Lawyers are equally alarmed. Sarah Conner, partner at Hodge Jones & Allen, warned: “Levying IHT on unused pensions is going to cause chaos for executors when dealing with a deceased estate, as they will be responsible for paying IHT on pensions they do not control.”

Some executors won’t even know every pension exists. Millions have built up multiple workplace pots over decades. Tracking them all down could take ages. They only have six months to find them and pay the IHT bill. Even if they haven’t collected all the money.

Conner warned the burden could become so great that people simply refuse to act as executors. It will cost families a fortune too, with leftover pension pots going to HMRC rather than loved ones. The levy could be brutal: “Some estates could suffer a tax rate as high as 67%.”

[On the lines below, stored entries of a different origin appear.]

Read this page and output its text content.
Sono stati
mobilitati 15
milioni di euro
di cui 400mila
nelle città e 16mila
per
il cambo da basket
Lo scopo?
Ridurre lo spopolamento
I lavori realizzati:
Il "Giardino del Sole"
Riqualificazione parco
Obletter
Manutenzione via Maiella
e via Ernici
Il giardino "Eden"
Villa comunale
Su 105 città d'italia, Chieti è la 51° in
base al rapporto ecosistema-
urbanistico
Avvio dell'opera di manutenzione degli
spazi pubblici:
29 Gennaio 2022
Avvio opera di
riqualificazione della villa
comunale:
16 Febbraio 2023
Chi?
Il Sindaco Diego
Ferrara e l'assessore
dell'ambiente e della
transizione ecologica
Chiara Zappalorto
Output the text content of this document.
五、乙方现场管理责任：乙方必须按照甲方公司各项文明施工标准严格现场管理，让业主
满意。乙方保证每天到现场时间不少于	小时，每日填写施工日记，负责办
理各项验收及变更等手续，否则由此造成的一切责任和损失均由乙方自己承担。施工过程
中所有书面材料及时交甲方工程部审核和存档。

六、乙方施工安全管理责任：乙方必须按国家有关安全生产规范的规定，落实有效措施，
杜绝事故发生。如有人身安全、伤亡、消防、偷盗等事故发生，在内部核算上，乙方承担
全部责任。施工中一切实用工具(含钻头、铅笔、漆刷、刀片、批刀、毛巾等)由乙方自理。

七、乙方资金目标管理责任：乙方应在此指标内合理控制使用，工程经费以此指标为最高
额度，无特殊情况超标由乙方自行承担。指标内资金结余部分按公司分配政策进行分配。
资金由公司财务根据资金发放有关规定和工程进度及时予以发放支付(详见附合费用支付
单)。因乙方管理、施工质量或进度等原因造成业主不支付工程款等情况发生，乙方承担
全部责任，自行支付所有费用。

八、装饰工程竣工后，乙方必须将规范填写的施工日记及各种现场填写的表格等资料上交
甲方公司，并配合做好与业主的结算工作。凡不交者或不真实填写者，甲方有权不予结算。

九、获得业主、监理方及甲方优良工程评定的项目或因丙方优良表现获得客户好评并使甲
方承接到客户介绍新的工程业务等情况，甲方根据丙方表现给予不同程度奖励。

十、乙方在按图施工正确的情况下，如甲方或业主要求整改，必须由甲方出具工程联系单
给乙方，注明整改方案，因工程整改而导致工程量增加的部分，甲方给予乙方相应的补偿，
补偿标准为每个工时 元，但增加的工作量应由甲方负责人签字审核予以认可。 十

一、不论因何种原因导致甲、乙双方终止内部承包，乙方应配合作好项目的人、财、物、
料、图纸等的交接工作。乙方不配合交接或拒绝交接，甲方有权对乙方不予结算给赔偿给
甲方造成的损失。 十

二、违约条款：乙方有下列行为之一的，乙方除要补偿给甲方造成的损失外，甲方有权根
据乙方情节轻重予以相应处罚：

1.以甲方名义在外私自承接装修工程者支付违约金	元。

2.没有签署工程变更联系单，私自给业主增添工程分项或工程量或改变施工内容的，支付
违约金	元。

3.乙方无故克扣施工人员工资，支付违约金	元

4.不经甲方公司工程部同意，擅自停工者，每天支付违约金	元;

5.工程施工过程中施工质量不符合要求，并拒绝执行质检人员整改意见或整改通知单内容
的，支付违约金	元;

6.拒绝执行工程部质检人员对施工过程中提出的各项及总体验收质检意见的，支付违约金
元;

Naomi Neville, estate planning specialist at Irwin Mitchell, urged families to act now to protect themselves. “Develop a clear picture of pension holdings, review beneficiary nominations and ensure pension arrangements are aligned with wills.”

Reeves may soon be out of Number 11, but this mess will live on long after she’s gone. Families can’t afford to wait and hope Andy Burnham scraps the plans. They need to track down every pension, update beneficiary nominations, make sure wills and pension paperwork match, and tell executors where everything is kept. And hope that a future chancellor will scrap this financial and administrative nightmare.

It’s yet another disastrous legacy from Rachel Reeves. One that grieving families will be shouldering years or even decades after she’s left office. The risk is that Burnham’s pick as next chancellor will be even worse. Hard to imagine, but in this Labour Party, it’s distinctly possible.